Gene Youngblood

Last Name: 
Youngblood
First Name: 
Gene

GENE YOUNGBLOOD wrote the first book about video as an art medium, "Expanded Cinema," which was published in 1970 by E.P. Dutton. He also taught one of the first (if not the very first) college courses surveying video "history" in 1970 at California Institute of the Arts (Calarts), a course he co-taught with Nam June Paik. Mr. Youngblood has taught the history and theory of video art ever since -- 30 years, and he has lectured on the subject at more than 400 colleges and universities around the world.
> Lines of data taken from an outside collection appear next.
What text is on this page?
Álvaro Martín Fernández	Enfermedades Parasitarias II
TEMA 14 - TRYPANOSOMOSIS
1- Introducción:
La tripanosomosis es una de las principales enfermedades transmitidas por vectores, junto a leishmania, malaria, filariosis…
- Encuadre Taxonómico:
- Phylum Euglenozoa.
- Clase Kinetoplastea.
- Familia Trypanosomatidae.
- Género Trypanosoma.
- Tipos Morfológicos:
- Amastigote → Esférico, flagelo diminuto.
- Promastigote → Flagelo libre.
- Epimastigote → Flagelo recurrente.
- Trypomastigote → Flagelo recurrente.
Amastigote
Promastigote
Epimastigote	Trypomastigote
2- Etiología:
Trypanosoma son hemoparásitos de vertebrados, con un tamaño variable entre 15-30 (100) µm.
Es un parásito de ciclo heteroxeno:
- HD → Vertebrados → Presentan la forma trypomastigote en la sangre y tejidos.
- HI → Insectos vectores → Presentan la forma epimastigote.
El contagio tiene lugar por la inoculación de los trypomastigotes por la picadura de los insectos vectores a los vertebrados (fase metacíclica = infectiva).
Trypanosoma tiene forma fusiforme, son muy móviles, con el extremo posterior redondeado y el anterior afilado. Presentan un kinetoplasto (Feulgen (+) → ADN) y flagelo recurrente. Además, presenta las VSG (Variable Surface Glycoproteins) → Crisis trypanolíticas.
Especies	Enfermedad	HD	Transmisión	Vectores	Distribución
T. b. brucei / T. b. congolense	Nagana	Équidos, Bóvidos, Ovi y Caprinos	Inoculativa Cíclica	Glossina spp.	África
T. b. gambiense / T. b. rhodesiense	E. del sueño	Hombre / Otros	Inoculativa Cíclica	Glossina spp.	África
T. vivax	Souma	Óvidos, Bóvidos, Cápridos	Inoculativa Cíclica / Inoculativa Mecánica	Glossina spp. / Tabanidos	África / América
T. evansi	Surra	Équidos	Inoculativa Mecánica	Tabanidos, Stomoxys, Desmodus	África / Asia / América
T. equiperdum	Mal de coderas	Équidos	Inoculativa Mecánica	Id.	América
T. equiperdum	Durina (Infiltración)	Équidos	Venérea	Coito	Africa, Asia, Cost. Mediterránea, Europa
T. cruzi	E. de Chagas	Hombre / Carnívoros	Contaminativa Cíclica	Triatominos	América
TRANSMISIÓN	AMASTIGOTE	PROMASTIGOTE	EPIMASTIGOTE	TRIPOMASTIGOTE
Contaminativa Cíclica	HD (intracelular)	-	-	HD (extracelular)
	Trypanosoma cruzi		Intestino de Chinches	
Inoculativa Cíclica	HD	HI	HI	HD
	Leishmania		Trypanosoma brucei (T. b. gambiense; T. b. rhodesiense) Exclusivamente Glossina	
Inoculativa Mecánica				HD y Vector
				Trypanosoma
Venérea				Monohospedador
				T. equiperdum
At the College of Santa Fe, where he is Professor of Moving Image Art and has been teaching since 1988, the course consists of six hours of screenings (two three-hour classes) per week for 15 weeks. Based primarily on his personal archives, the course surveys 35 years of independent video production in six categories: Video Art (formal explorations of the medium, including digital media) Performance Video Documentary Video Video Diaries and Essays Experimental Narratives Interactive multimedia and telecommunications Mr. Youngblood has also taught the history of avant-garde film for 30 years, as well as "Media and Democracy," a political critique of corporate media, which developed out of his participation in the alternative video and Public Access movements in the early 1970s. He is currently writing a textbook on the history of video, and is also completing two other books on which he has been working for ten years: "The Challenge to Create on the Same Scale As We Can Destroy," about the career of Kit Galloway and Sherrie Rabinowitz, and "The Broadcast and Its Discontents," about the critique of, and alternatives to, corporate media.